With Virginia trailing with under a minute left after Auburn’s 12-0 run, Low could see those title hopes fading right in front of his eyes.

Seattle Times photo

Seattle Times photo

“They should’ve lost,” Low said. “But the way things happened, it felt like someone was watching out for them.”

Team of destiny is what the Cavaliers appear to be this season with seemingly a higher power at work when everything fell into place for Bennett to reach Monday’s NCAA championship against Texas Tech.

Low, a former Washington State guard, could've watched the Final Four on TV in the islands, but he traveled thousands of miles to Minneapolis from Hawaii to support Bennett, who he played for on Bennett's first two NCAA tournament teams with the Cougars in 2007 and 2008.

“I think these guys are similar but several notches above us,” Low said comparing his Sweet 16 team his senior year to Virginia. “These guys are tough. I don’t think many of these guys were highly recruited, but he saw something special in these individuals. They weren’t five-star recruits, but their character was good and they had to have that toughness factor. You look at Kyle Guy has ice in his veins. Ty Jerome might not be the most athletic or the quickest, but he’s tough as nails.”

Sure, Bennett is on a much bigger stage Monday night with his Virginia team, but how he helped his father, Dick, build Washington State into a national power wasn’t much different.

Low, a four-time Hawaii prep player of the year at Iolani (my alma mater), was part of a backcourt that was considered at that time arguably the best in college hoops.

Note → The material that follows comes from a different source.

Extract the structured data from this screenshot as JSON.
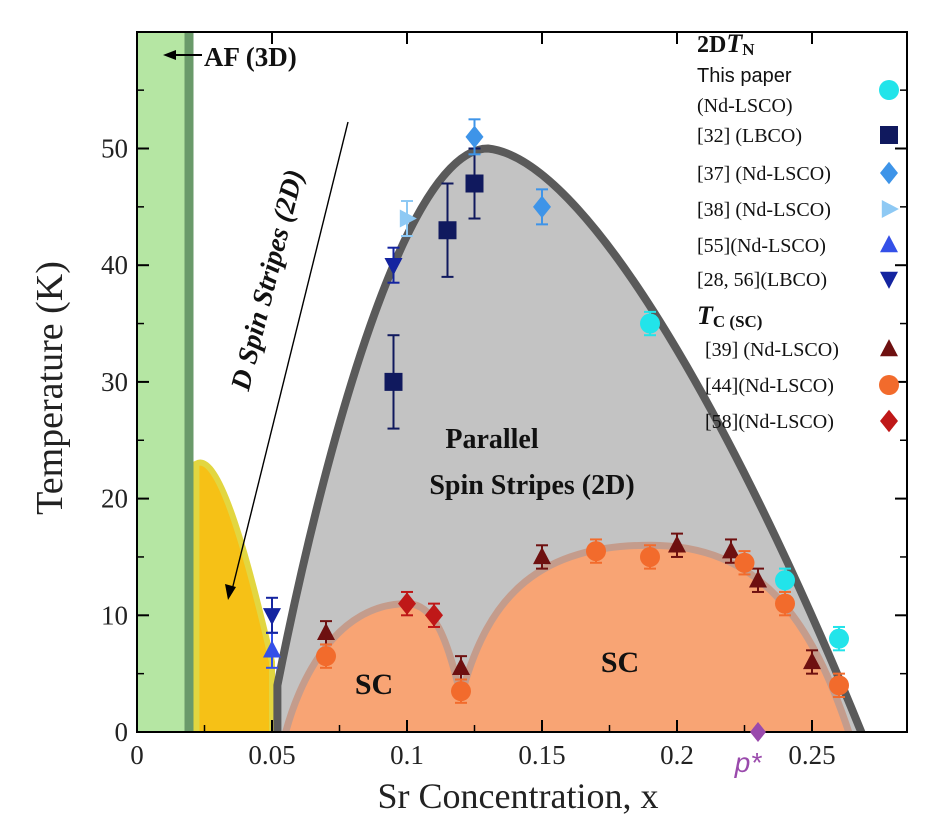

The Cougars three-headed monster of Low, Taylor Rochestie and Kyle Weaver didn’t have lottery pick potential, but they checked off a lot of other boxes to help teams win: toughness, versatility, basketball IQ, playmaking.

“We’re not the most athletic or the cream of the crop,” Low said. “But when it comes down to a dog fight you can bet we’re going to stand toe to toe with you and we’re not going to give up. These guys got that toughness, which is what got them here.” 

Bennett, who reached the NCAA tournament second round in his first season with the Cougars in 2006-07, took over Washington State’s program from his father. Dick Bennett came there after a successful stint at Wisconsin, including getting the Badgers to the 2000 Final Four. Being an assistant on that Wisconsin staff was the younger Bennett’s only previous Final Four experience until getting the Cavs to Minneapolis last week.

It took 12 years from his first season at Washington State, but Low isn’t surprised Bennett is finally living his dream of getting a chance to lead a program to the ultimate prize in college basketball.

And he thanks the man above that he’ll be right behind Bennett’s family in the crowd to hopefully see Virginia cut down the nets Monday night.

“Just like it’s every player’s dream to play in the NCAA tournament and go to the NBA,” Low said. “I’m sure it’s every coach’s dream to coach in the Final Four and get a national championship. If you know the kind of person Tony is, and know how his family, you really can’t help but to root for Tony. But it just makes you so proud that you were there when he first started. It makes it that much more special.”